Plant leaves are like botanical solar panels that collect the sun's rays and convert the energy into plant food through the process of photosynthesis. A red flag that something's amiss is when a plant's leaves curl unnaturally. The causes vary, depending on specific plants and their environment, but the effect is the same -- it hinders a plant's ability to photosynthesize, which compromises the plant's health. Preventing leaf curl is sometimes the only way to save a plant from an untimely death.
A plant's sensitivity to its environment can cause its leaves to curl. This is a common physiological disorder of tomato (Lycopersicon esculentum). Typically, when a tomato plant's leaves react to environmental stresses, they curl upward and roll inward, usually starting with the lower leaves and moving up a plant. Environmental factors that cause leaf curl include:
- Drought. During times of insufficient rainfall, particularly in hot weather, a plant's leaves may curl as a defense mechanism to try and conserve moisture. Water plants as recommended, typically 1 inch of water each week during hot and dry weather.
- Excessive nitrogen fertilizer. Chemical fertilizers -- whether synthetic or organic -- can stress plants. Nitrogen, which is commonly added as a "green-up" fertilizer, can burn plants. Only add fertilizer based on soil-test recommendations.

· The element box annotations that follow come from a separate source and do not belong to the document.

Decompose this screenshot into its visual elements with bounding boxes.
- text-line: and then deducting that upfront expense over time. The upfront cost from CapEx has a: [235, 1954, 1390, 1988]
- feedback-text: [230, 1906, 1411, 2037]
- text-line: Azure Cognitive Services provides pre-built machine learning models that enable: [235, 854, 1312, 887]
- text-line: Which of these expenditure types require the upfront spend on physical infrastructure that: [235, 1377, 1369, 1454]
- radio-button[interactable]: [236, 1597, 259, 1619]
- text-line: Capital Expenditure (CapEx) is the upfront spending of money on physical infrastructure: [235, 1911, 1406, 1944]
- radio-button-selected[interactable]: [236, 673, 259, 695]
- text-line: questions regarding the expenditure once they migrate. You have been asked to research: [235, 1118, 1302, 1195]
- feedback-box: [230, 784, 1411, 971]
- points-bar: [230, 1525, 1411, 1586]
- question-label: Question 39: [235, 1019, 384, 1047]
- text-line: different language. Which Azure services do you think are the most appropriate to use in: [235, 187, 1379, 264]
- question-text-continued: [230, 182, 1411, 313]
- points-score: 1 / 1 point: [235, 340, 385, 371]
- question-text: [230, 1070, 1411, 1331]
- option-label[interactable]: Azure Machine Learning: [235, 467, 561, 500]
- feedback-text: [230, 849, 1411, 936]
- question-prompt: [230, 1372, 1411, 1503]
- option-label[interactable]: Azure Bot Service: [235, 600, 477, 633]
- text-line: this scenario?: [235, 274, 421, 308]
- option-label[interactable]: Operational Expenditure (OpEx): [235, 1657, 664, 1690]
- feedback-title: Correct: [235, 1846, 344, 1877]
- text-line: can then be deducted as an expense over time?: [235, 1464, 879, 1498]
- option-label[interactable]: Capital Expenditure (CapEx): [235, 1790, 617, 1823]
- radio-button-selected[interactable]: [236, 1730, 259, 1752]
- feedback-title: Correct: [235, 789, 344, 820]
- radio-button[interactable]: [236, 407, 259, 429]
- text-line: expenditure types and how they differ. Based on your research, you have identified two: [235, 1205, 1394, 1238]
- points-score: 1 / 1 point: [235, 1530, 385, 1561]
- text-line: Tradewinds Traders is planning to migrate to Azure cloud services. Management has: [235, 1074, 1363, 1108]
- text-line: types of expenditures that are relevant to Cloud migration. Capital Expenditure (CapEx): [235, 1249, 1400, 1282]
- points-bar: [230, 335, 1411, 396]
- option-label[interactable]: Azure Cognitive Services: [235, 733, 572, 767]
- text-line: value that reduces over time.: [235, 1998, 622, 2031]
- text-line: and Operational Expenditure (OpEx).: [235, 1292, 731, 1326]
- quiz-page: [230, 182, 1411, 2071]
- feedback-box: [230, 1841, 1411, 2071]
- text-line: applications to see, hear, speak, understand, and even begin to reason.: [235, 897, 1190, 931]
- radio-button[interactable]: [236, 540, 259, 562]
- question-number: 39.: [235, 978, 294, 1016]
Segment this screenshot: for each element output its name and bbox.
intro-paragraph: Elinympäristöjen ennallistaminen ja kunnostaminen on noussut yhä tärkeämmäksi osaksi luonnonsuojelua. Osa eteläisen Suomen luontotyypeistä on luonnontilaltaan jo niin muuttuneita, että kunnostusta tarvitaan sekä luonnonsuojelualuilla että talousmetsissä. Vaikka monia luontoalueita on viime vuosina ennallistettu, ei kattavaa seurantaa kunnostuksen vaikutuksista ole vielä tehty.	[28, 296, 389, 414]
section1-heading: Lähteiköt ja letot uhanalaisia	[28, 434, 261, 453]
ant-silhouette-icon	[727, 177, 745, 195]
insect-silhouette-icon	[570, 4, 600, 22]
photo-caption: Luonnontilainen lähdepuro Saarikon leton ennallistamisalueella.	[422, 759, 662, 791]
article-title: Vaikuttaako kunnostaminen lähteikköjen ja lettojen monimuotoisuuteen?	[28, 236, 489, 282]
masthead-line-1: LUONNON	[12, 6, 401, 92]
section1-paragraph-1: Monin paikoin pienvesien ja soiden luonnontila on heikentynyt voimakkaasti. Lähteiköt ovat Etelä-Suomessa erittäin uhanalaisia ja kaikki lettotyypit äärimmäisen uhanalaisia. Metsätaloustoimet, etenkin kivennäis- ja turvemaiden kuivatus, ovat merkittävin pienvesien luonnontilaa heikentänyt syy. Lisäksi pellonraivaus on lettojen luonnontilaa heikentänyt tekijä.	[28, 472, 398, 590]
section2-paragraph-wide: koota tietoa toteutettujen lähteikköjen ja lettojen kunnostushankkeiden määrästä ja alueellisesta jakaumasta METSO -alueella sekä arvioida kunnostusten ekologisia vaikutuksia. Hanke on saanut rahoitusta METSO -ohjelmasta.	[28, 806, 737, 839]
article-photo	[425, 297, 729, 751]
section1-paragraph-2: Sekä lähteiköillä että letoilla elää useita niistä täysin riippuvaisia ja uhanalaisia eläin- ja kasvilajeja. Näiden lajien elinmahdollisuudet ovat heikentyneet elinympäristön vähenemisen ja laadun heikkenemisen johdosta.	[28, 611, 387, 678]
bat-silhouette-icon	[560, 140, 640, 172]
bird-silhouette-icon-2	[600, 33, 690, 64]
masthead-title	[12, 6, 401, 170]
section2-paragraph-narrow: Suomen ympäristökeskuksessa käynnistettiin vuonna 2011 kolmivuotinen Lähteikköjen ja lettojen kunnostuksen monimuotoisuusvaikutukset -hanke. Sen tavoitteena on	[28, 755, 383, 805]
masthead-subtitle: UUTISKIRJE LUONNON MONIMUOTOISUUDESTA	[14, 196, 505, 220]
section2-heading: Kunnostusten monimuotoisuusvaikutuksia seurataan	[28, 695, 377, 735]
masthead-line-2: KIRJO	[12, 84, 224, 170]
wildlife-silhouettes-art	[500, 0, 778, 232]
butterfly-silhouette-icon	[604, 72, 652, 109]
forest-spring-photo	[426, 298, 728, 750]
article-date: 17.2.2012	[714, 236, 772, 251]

- Transplant shock. As they leave the familiar surroundings of the nursery containers they were grown in and settle into the unfamiliar environment of your garden, their leaves may curl. You can mitigate transplant shock by gently removing them from the containers, being careful not to damage the roots. Water plants well after you plant them in your garden.
Biological factors -- from living organisms -- can damage plants and cause leaf curl, such as:
- Peach leaf curl. In U.S. Department of Agriculture plant hardiness zones 4 through 8, peach trees (Prunus persica) are susceptible to a fungus caused by the pathogen Taphrina deformans. New leaves emerge in spring with curled edges and puckered, reddish areas. By the time you see peach leaf curl symptoms, fungicides won't help. Avoid excessive fertilization, which makes plants more susceptible to the fungus.
- Curly top virus. Leafhoppers are insects that transmit curly top virus, typically to vegetable plants. Commonly, the leaves curl and cup upward, and veins may become purplish. There is no cure for plant viruses, and infected plants cannot recover. Remove and discard diseased plants.
- Boxwood psyllid. The primary insect pest of boxwood shrubs (Buxus sempervirens, USDA zones 5 through 8) is the boxwood psyllid. As psyllids feed on boxwood leaves, their sharp mouthpieces pierce plant tissue and siphon the cell sap. In response, the leaves curl markedly upward. Timing is the key to preventing damage. As soon as you notice cupped leaves in spring, which means that newly hatched nymphs have begun feeding, prune and discard all the growing tips. This not only removes the nymphs but also the eggs that have not hatched yet, preventing more damage. Another control option is to spray the nymphs with a premixed, ready-to-use insecticidal soap, but you have to spray inside the cupped leaves for the soap to reach the insects.
Herbicides -- chemicals that kill plants -- can cause curling leaves on unintended targets. Commonly called "herbicide drift," this is typically a problem on windy days. But even when the wind isn't blowing, chemical sprays can turn into invisible vapor, particularly in hot weather, and drift onto plants. Don't spray chemicals on windy days, and direct sprays close to target plants.